Елизавета Карповна взяла в руки прозрачную, герметически закупоренную скляночку. Вот оно чудо — лекарство, получаемое из обычной зеленой плесени, о котором она так много слышала и впервые держит его в руках. На дне склянки слой белого порошка. В Англии это лекарство производится уже в промышленных масштабах, но все еще ценится дороже золота. Газовая гангрена, которая отнимала жизнь у сотен тысяч раненых во всех войнах, потери от которой были больше потерь убитыми на поле боя, теперь не страшна. В Советском Союзе пенициллин еще не производится, но английские ученые отдали дань первооткрывателям его — русским ученым, и первая партия пенициллина уже направлена в Советский Союз. Зеленая плесень! Елизавета Карповна улыбнулась. Она вспомнила, как ее бабушка, неграмотная женщина, заставляла маленькую Лизу съедать каждый день крохотную корочку хлеба, покрытую зеленой плесенью. В деревянном флигельке бабушки было всегда сыро, и хлеб быстро плесневел. «Не будешь бояться грома, не заболеешь горячкой, будешь долго жить», — приговаривала при этом добрая старушка. Над ней смеялись. Лиза с отвращением глотала позеленевшую корочку. Может быть, народная медицина уже тогда знала чудодейственные свойства этой плесени!

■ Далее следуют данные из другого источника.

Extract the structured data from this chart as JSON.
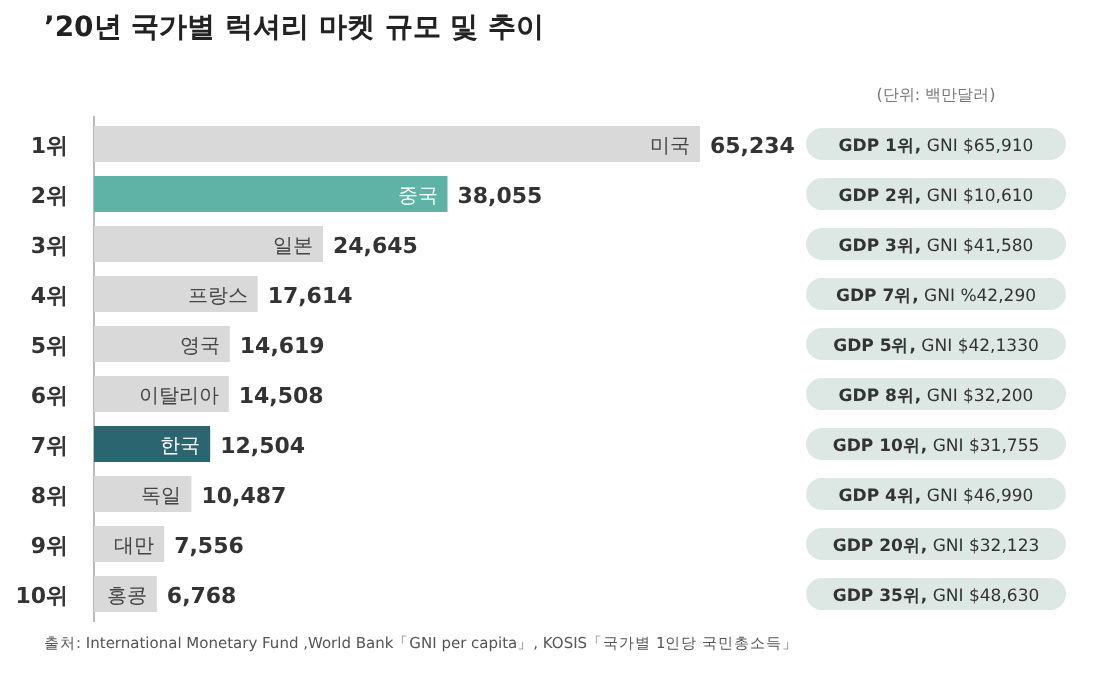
{
  "chart_data": {
    "type": "bar",
    "orientation": "horizontal",
    "title": "’20년 국가별 럭셔리 마켓 규모 및 추이",
    "subtitle": "(단위: 백만달러)",
    "categories": [
      "1위",
      "2위",
      "3위",
      "4위",
      "5위",
      "6위",
      "7위",
      "8위",
      "9위",
      "10위"
    ],
    "values": [
      65234,
      38055,
      24645,
      17614,
      14619,
      14508,
      12504,
      10487,
      7556,
      6768
    ],
    "colors": [
      "#d9d9d9",
      "#5fb3a6",
      "#d9d9d9",
      "#d9d9d9",
      "#d9d9d9",
      "#d9d9d9",
      "#2b6670",
      "#d9d9d9",
      "#d9d9d9",
      "#d9d9d9"
    ],
    "value_labels": [
      "65,234",
      "38,055",
      "24,645",
      "17,614",
      "14,619",
      "14,508",
      "12,504",
      "10,487",
      "7,556",
      "6,768"
    ],
    "annotations": [
      {
        "text": "미국",
        "y": "1위"
      },
      {
        "text": "중국",
        "y": "2위"
      },
      {
        "text": "일본",
        "y": "3위"
      },
      {
        "text": "프랑스",
        "y": "4위"
      },
      {
        "text": "영국",
        "y": "5위"
      },
      {
        "text": "이탈리아",
        "y": "6위"
      },
      {
        "text": "한국",
        "y": "7위"
      },
      {
        "text": "독일",
        "y": "8위"
      },
      {
        "text": "대만",
        "y": "9위"
      },
      {
        "text": "홍콩",
        "y": "10위"
      },
      "GDP 1위, GNI $65,910",
      "GDP 2위, GNI $10,610",
      "GDP 3위, GNI $41,580",
      "GDP 7위, GNI %42,290",
      "GDP 5위, GNI $42,1330",
      "GDP 8위, GNI $32,200",
      "GDP 10위, GNI $31,755",
      "GDP 4위, GNI $46,990",
      "GDP 20위, GNI $32,123",
      "GDP 35위, GNI $48,630",
      "출처: International Monetary Fund ,World Bank「GNI per capita」, KOSIS「국가별 1인당 국민총소득」"
    ]
  }
}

Елизавета Карповна проколола иглой тонкую металлическую пробку, ввела в склянку спирт, поболтала и вытянула содержимое в шприц. Сделала укол. Паррот был все еще в забытьи.
— А теперь передохните, — предложил мистер Чарльз.
— Вы уже закончили операцию? — удивилась Елизавета Карповна, но, увидев накрытое простыней с головы до ног тело на столе, поняла, что медицинская помощь этому матросу больше не нужна.
Она медленным движением стянула со рта марлевую повязку.
— Я пойду взгляну на детей. — Сердце у нее бешено забилось. «Что с Антошкой, что с малышом?»
— Олл райт! Вы нужны мне будете утром. Спокойной ночи!
Елизавета Карповна выбежала на палубу. Было уже темно. Вместе с темнотой наступила тишина, взрывы прекратились.
— Мамочка, он смеется! Он смеется! Его рассмешил Пикквик. Его, наверно, зовут Джонни. Посмотри, какой он красивый! — затрещала Антошка, повиснув на шее у матери.
— Хорошо, что он смеется, очень хорошо!
— А почему же ты плачешь? — забеспокоилась Антошка.
— Наверно, от радости.
— Мамочка, откуда он? Его выловили в море?
— Да, он был привязан к плотику.
— А где его мама?
— Неизвестно, — ответила Елизавета Карповна. — Возможно, ее подняли на другой пароход или на военный корабль.
Елизавета Карповна воткнула штепсель от электрического чайника в розетку.
— Выпьем чаю и будем спать.
Она еще раз осмотрела и выслушала малыша, который вырывался из рук незнакомой женщины и тянулся к Антошке.
— Ты видишь, он уже привык ко мне, — с гордостью говорила Антошка. — Мама, взрывы прекратились. Это почему? Все подводные лодки уже потопили или прогнали?
— Наверно. — Елизавета Карповна почувствовала, как она смертельно устала. — Спать будем в кают-компании не раздеваясь. Так приказал капитан. Я пойду в нашу каюту и принесу подушки.
На палубе Елизавета Карповна увидела тени матросов, выстроившихся у борта. Двое спускали за борт продолговатый тюк. Поняла: хоронят матроса, умершего на операционном столе.